Alchemy: The Surprising Power of Ideas that don't make Sense



To fund the war effort against France in 1813, Princess Marianne appealed to all wealthy and aristocratic women to swap their gold ornaments for base metal. In return they were given iron replicas of the gold items of jewellery they had donated, stamped with the words "Gold gab ich fur eisen"...


"I gave gold for iron".


At social events thereafter, wearing and displaying the iron replica jewellery and ornaments (proving wealth AND selflessness) became a far better indication of status than wearing gold itself.


We don’t value things; we value their meaning.


*Alchemy: The Surprising Power of Ideas That Don't Make Sense*, by Rory Sutherland is one of those books you see referenced everywhere, and there's a reason for that... it's good stuff.


The thrust is that "logic should be a tool, not a rule", and in order to be brilliant you must be 'irrational'.


🎩So much has been written about the book already, but here are a few of my key takeaways 🎩


🪄 Whether something makes sense in theory matters less than whether it works in practice.

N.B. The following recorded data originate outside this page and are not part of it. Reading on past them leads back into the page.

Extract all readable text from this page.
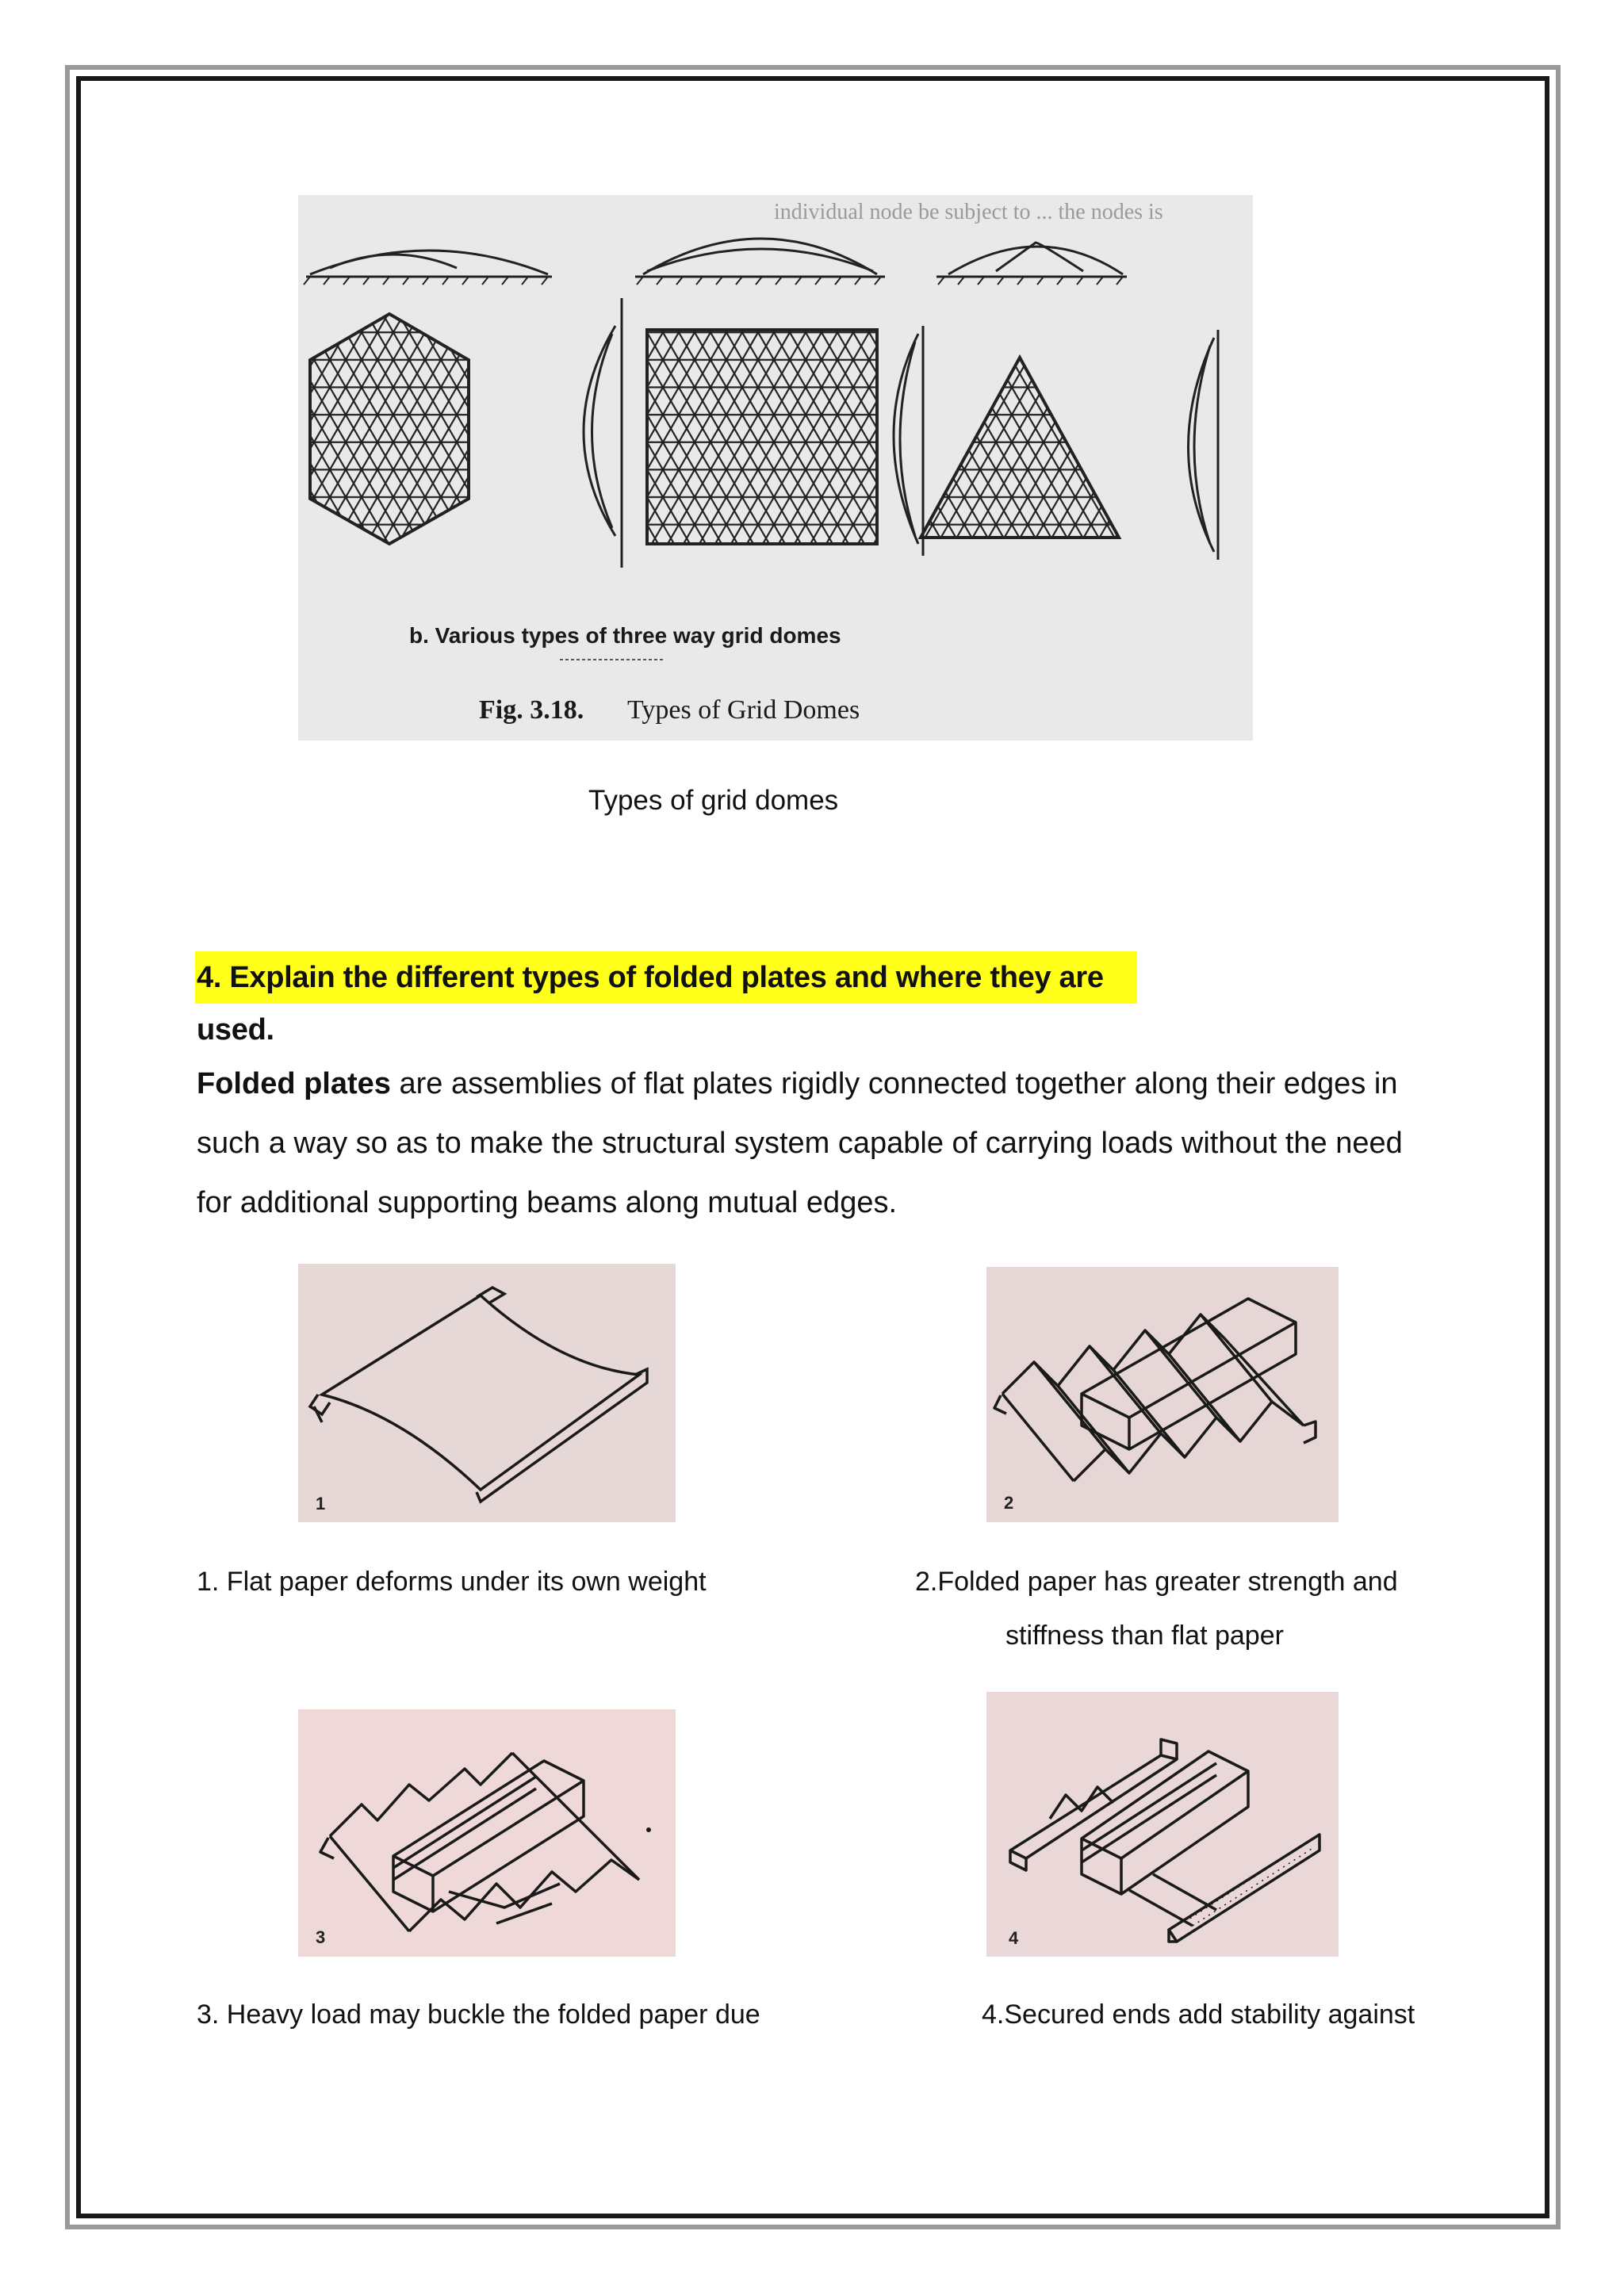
individual node be subject to ... the nodes is
b. Various types of three way grid domes
Fig. 3.18. Types of Grid Domes
Types of grid domes
4. Explain the different types of folded plates and where they are used.
Folded plates are assemblies of flat plates rigidly connected together along their edges in such a way so as to make the structural system capable of carrying loads without the need for additional supporting beams along mutual edges.
1	2
1. Flat paper deforms under its own weight	2.Folded paper has greater strength and
stiffness than flat paper
3	4
3. Heavy load may buckle the folded paper due	4.Secured ends add stability against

🪄 What often matters most to those making a decision in business or government is not a successful outcome, but their ability to defend their decision, whatever the outcome may be.


🪄 It's much easier to be fired for being illogical than it is for being unimaginative (so everyone ends up producing the same boring stuff).


🪄 Since entrepreneurs don’t have to defend their reasoning every time they make a decision, they are free to experiment with solutions that are off-limits to others within a corporate or institutional setting.


🪄 Sometimes our behaviour is nonsensical because we evolved for conditions different to those we now find ourselves in.


🪄 ‘Context’ is often the most important thing in determining how people think, behave and act; this simple fact dooms many universal models from the start.


🪄 In coming up with anything genuinely new, unconscious instinct, luck and simple random experimentation play a far greater part in the problem-solving process than we ever admit.


🪄 Regardless of what we say, we are much bothered by the uncertainty of waiting than by the duration of a wait (why train departure boards and Uber make us feel good).


🪄 ‘Find one or two things your boss is rubbish at and be quite good at them.’ Complementary talent is far more valuable than conformist talent.


🪄 "I have never seen any evidence that academic success accurately predicts workplace success."


🪄 Often, we would rather win an argument than be right.


🪄 Logic is what makes a successful engineer or mathematician, but psycho-logic is what has made us a successful breed of monkey that has survived and flourished over time.


🪄 If you confine yourself to using rational argument to encourage rational behaviour, you will be using only a tiny proportion of the tools in your armoury.